Is it a Matter of Competitiveness?

If we look closely at the last two results, there’s no doubt that the Reds’ side was stronger in Amsterdam.

Buoyed by the return of Darwin Nunez, Trent Alexander-Arnold and skipper Jordan Henderson, Liverpool looked more assured in possession and potent in attack, especially when compared with their toothless performance in Nottingham just days before.

This along isn’t necessary enough to explain the shift in gears, but perhaps it has more to do with the quality and intensity of the opposition in play.

For all Ajax’s technical ability and superior individuals, for example, the side lacked the pace and energy to really press the Reds or outrun them.

Conversely, a seemingly limited Forest side pressed and harried with immense hunger from a compact defensive block for the full 90 minutes, while countering at pace following turnovers.

Are Different Playing Styles a Factor?

Similarly, Forest’s decision to sit back and counter limited the central space for the Reds, who were unable to attack effectively in wide areas without Trent or Luis Diaz.

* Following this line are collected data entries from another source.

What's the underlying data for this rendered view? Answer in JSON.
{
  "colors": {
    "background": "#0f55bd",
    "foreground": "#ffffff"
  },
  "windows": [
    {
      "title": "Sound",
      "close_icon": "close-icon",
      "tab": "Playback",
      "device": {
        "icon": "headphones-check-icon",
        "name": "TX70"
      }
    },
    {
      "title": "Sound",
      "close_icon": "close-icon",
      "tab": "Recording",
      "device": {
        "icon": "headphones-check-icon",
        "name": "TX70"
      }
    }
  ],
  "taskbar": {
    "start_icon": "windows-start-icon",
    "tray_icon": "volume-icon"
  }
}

With the creative Thiago also absent from the middle of the park, Liverpool were limp in possession and unable to break through a massed defensive line.

In contrast, Ajax deployed their familiar, possession-based style of play, enabling the Reds to play on the break themselves and exploit the space in behind with the direct running of Nunez and fellow scorer Mohamed Salah.

Arguably, Liverpool are better playing on the break at present, as this enables them to cover for their defensive frailties while tapping into the pace and movement that exists in their frontline.

The Last Word

Of course, some may argue that Liverpool have simply benefitted from playing weaker sides in Ajax and Rangers during their last four UCL games, while noting that their only continental clash against high-quality opposition (Napoli) ended in a 4-1 reversal.

Even the bookies agree that the Reds are better in Europe, however, with the Reds priced at an average of 7/1 to lift a seventh UCL crown and a distant 33/1 to win this years’ Premier League (you can cash in your stake bonus code and wager on both of these outcomes if you like).

Ultimately, this is probably the result of all the factors referenced above, particularly the Reds’ penchant for playing on the counterattack at present and sheer intensity of opponents in the English top-flight.